I think part of the problem is imitating having abstraction boundaries without actually doing the work to make a clean abstraction. If you’re reading the source code of a function, the abstraction is failing.

The function calls you write will often “know too much,” depending on implementation details in a way that make the implementation harder to change. It’s okay if you can fix all the usages when needed.

Real abstraction boundaries are expensive and tend only to be done properly out of necessity. (browser API’s, Linux kernel interface.) If you’re reading a browser implementation instead of standards docs to write code then you’re doing it wrong since other browsers, or a new version of the same browser, may be different.

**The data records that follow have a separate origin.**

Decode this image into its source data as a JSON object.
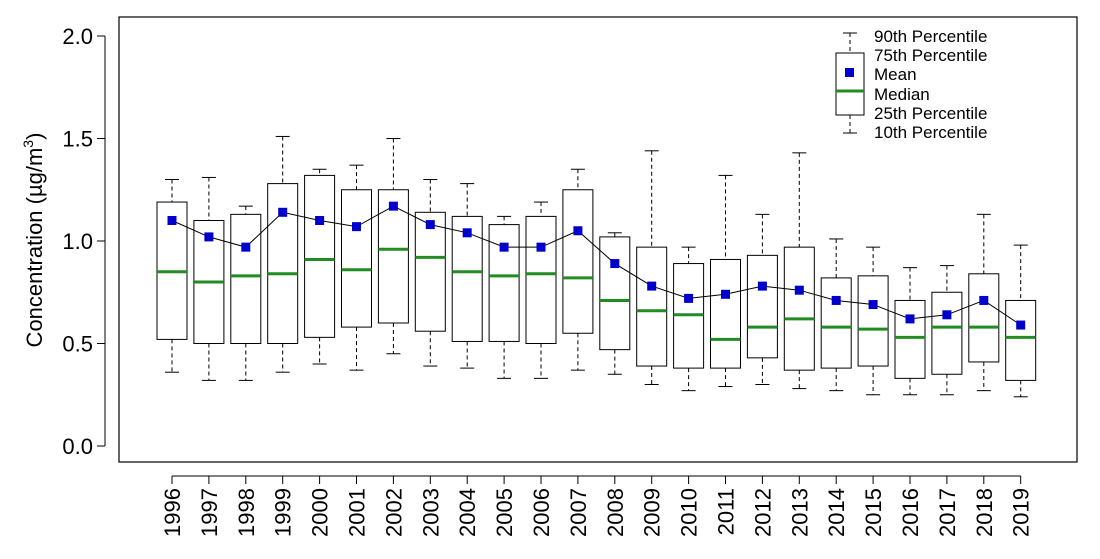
{
  "chart_data": {
    "type": "box",
    "title": "",
    "xlabel": "",
    "ylabel": "Concentration (µg/m³)",
    "ylabel_parts": {
      "main": "Concentration (µg/m",
      "sup": "3",
      "close": ")"
    },
    "ylim": [
      -0.08,
      2.07
    ],
    "yticks": [
      0.0,
      0.5,
      1.0,
      1.5,
      2.0
    ],
    "ytick_labels": [
      "0.0",
      "0.5",
      "1.0",
      "1.5",
      "2.0"
    ],
    "categories": [
      "1996",
      "1997",
      "1998",
      "1999",
      "2000",
      "2001",
      "2002",
      "2003",
      "2004",
      "2005",
      "2006",
      "2007",
      "2008",
      "2009",
      "2010",
      "2011",
      "2012",
      "2013",
      "2014",
      "2015",
      "2016",
      "2017",
      "2018",
      "2019"
    ],
    "p10": [
      0.36,
      0.32,
      0.32,
      0.36,
      0.4,
      0.37,
      0.45,
      0.39,
      0.38,
      0.33,
      0.33,
      0.37,
      0.35,
      0.3,
      0.27,
      0.29,
      0.3,
      0.28,
      0.27,
      0.25,
      0.25,
      0.25,
      0.27,
      0.24
    ],
    "p25": [
      0.52,
      0.5,
      0.5,
      0.5,
      0.53,
      0.58,
      0.6,
      0.56,
      0.51,
      0.51,
      0.5,
      0.55,
      0.47,
      0.39,
      0.38,
      0.38,
      0.43,
      0.37,
      0.38,
      0.39,
      0.33,
      0.35,
      0.41,
      0.32
    ],
    "median": [
      0.85,
      0.8,
      0.83,
      0.84,
      0.91,
      0.86,
      0.96,
      0.92,
      0.85,
      0.83,
      0.84,
      0.82,
      0.71,
      0.66,
      0.64,
      0.52,
      0.58,
      0.62,
      0.58,
      0.57,
      0.53,
      0.58,
      0.58,
      0.53
    ],
    "p75": [
      1.19,
      1.1,
      1.13,
      1.28,
      1.32,
      1.25,
      1.25,
      1.14,
      1.12,
      1.08,
      1.12,
      1.25,
      1.02,
      0.97,
      0.89,
      0.91,
      0.93,
      0.97,
      0.82,
      0.83,
      0.71,
      0.75,
      0.84,
      0.71
    ],
    "p90": [
      1.3,
      1.31,
      1.17,
      1.51,
      1.35,
      1.37,
      1.5,
      1.3,
      1.28,
      1.12,
      1.19,
      1.35,
      1.04,
      1.44,
      0.97,
      1.32,
      1.13,
      1.43,
      1.01,
      0.97,
      0.87,
      0.88,
      1.13,
      0.98
    ],
    "mean": [
      1.1,
      1.02,
      0.97,
      1.14,
      1.1,
      1.07,
      1.17,
      1.08,
      1.04,
      0.97,
      0.97,
      1.05,
      0.89,
      0.78,
      0.72,
      0.74,
      0.78,
      0.76,
      0.71,
      0.69,
      0.62,
      0.64,
      0.71,
      0.59
    ],
    "legend": {
      "position": "top-right",
      "entries": [
        "90th Percentile",
        "75th Percentile",
        "Mean",
        "Median",
        "25th Percentile",
        "10th Percentile"
      ]
    },
    "colors": {
      "median": "#228B22",
      "mean": "#0000CD",
      "line": "#000000",
      "box": "#000000"
    },
    "grid": false
  }
}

Having lots of fake abstraction boundaries adds obfuscation via indirection.

One more angle: reliable & internalized abstraction vs unfamiliar one.

Java string is abstraction over bytes. I feel I understand it intimately even though I have not read the implementation.

When I try to understand code fully (searching for root cause), and there is String.format(..), I don't dig deeper into string - I already am confident that I understand what that line does.

Browser and linux api I guess would fall into same category (for others).

Unfamiliar abstraction even with seemingly good naming and documentation, will not cause same level of confidence. (I trust unfamiliar abstraction naming&docs the same way I trust weather forecast)

I think it may be harder still: typically, when writing against a third-party API, I usually consult that API's documentation. The documentation thus becomes a part of the abstraction boundary, a part that isn't expressed in code.

  • Oh definitely. And then there are performance considerations, where there are few guarantees and nobody even knows how to create an implementation-independent abstraction boundary.